Twenty years after the ban was lifted saw the first Women’s World Cup in 1991, the same year the Women’s Football Association launched a women’s national league. In 1993 the FA began to take an interest in the women’s game, and took over the WFA leagues; developing elite women’s football only became a priority in 1997.
From 1997 onwards the women’s game saw many successes on the pitch:
- 1999 the USA hosts the FIFA Women’s World Cup with a sold out final
- 2006 England qualify for the Women’s World Cup
- 2011 England reach the quarter-finals of the World Cup
- 2012 Team GB Women make the quarter-finals at the London Olympics
- 2014 England play their first match at Wembley Stadium
- 2015 England come third at the World Cup
- 2017 England reach the semi-finals at the European Championships
- 2019 Team GB qualify for the 2020 Olympics
- 2019 Stephanie Frappart becomes the first woman to referee a major men’s European match
- 2020 3.4 million women and girls are participating in football
- 2022 England win the European Championships
- 2022 Stephanie Frappart becomes the first woman to referee in a men’s World Cup
Off the pitch however, women still have hurdles to overcome:
The Women’s Super League only became a professional league in 2018. It took a further four years for women to receive 14 weeks of maternity cover at full salary. Alongside personal considerations, the Covid19 pandemic saw women’s leagues cancelled, while the men’s were only suspended. Even now, women’s teams very rarely play on the same pitches as the men’s teams; despite the fact both WSL and PL are deemed as elite sports.
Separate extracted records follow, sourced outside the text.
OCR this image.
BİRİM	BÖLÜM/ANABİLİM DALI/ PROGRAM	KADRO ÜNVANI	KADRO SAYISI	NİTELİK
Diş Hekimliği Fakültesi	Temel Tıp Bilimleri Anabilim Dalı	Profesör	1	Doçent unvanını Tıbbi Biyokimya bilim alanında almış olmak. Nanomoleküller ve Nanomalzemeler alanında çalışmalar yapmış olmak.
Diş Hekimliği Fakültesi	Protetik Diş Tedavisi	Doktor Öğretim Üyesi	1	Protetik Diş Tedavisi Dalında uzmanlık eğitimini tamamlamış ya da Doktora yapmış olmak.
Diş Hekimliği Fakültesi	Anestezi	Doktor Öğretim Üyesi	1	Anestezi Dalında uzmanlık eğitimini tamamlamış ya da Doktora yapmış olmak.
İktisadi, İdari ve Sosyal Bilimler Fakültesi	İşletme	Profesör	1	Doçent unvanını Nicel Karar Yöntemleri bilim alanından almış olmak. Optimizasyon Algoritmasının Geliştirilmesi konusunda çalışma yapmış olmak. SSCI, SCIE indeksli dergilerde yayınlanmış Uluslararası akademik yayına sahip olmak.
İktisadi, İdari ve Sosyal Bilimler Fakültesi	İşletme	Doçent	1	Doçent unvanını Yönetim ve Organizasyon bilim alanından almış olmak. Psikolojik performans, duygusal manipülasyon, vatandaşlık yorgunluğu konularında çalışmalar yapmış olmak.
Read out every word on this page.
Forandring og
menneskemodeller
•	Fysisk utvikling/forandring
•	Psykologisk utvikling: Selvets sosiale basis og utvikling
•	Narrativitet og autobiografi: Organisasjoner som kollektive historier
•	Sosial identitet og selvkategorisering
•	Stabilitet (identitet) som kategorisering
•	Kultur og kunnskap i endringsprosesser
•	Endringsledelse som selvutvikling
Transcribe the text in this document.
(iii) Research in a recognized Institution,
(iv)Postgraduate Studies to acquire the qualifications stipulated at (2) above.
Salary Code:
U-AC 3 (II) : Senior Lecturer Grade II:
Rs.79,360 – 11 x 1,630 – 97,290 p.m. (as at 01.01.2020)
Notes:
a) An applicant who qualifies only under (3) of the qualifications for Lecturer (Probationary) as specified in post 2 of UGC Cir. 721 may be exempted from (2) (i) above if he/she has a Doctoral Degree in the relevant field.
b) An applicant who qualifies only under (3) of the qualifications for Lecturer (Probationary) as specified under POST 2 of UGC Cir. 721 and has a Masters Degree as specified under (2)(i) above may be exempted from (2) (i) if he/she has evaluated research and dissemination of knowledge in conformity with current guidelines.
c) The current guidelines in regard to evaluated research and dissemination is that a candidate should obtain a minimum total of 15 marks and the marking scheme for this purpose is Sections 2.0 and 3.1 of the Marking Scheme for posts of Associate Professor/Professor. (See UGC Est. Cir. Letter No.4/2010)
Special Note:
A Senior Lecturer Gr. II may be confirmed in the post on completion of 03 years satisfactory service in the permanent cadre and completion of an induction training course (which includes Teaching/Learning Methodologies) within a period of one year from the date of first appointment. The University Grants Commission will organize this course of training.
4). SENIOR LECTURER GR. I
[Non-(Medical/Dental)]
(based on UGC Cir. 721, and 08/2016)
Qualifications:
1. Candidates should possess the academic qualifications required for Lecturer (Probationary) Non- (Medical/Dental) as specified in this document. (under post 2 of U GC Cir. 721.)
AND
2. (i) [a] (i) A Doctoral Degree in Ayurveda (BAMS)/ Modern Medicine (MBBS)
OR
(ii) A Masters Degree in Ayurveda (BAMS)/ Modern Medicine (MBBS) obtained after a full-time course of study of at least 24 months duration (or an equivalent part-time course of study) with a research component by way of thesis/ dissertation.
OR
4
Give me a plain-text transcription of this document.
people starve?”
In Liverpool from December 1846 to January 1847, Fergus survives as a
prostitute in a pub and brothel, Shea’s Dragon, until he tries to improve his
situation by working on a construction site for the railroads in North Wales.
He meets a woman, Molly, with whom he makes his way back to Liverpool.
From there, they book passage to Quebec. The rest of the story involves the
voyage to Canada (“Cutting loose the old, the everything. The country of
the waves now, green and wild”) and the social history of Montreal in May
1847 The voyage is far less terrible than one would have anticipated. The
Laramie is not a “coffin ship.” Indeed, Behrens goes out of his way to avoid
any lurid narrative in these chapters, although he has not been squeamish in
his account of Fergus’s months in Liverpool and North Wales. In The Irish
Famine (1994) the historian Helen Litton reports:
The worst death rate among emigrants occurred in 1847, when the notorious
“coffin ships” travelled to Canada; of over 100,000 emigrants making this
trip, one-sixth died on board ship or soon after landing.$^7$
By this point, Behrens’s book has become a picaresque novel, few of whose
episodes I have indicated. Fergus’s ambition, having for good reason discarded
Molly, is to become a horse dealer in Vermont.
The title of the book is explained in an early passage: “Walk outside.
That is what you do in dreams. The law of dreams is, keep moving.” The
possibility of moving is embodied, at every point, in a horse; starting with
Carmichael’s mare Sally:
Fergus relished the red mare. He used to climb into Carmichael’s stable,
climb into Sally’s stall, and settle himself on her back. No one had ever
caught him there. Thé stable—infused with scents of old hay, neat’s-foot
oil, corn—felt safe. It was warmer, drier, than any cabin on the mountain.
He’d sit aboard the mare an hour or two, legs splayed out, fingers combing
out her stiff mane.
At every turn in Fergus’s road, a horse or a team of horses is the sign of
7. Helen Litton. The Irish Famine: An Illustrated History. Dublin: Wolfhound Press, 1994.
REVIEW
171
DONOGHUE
Access issues to football for women and girls also remain. The women’s game is less well-funded, and sponsorships not nearly as lucrative. Opportunities are often less accessible as girls’ teams are less widely available.
Of course, it is hard to provide opportunities if there is no interest, but interest in women’s football can be said to show no signs of stopping. After record attendance and viewership at the 2022 European Championships, WSL games available on free to air channels and the 2023 FIFA World Cup moving games to larger stadia due to ticket demand, the future is looking bright.
The newfound appreciation for women’s football in England especially, is not without hard work from the players themselves. Recently crowned Queen of the Jungle Jill Scott shone at the Euros and is now a regular face on TV. Beth Mead became the first women’s football player to win the BBC’s Sports Personality of the Year in 2022 after firing her way to the Euro 22 golden boot and is a fierce advocate for LGBTQ+ rights. Alex Scott, a retired Lioness, is now one of the most sought after matchday broadcasters in the country, with an MBE to boot. She continually proves her critics wrong: football and the industry around is not just for men.
Understandably, there is still a long way to go for women’s football, but with the FA’s commitment to women’s football, the sky is the limit. A 50-year ban left women’s football with a lot to figure out, but with one major tournament win under their belts, the Lionesses aren’t going anywhere, and nor is women’s football.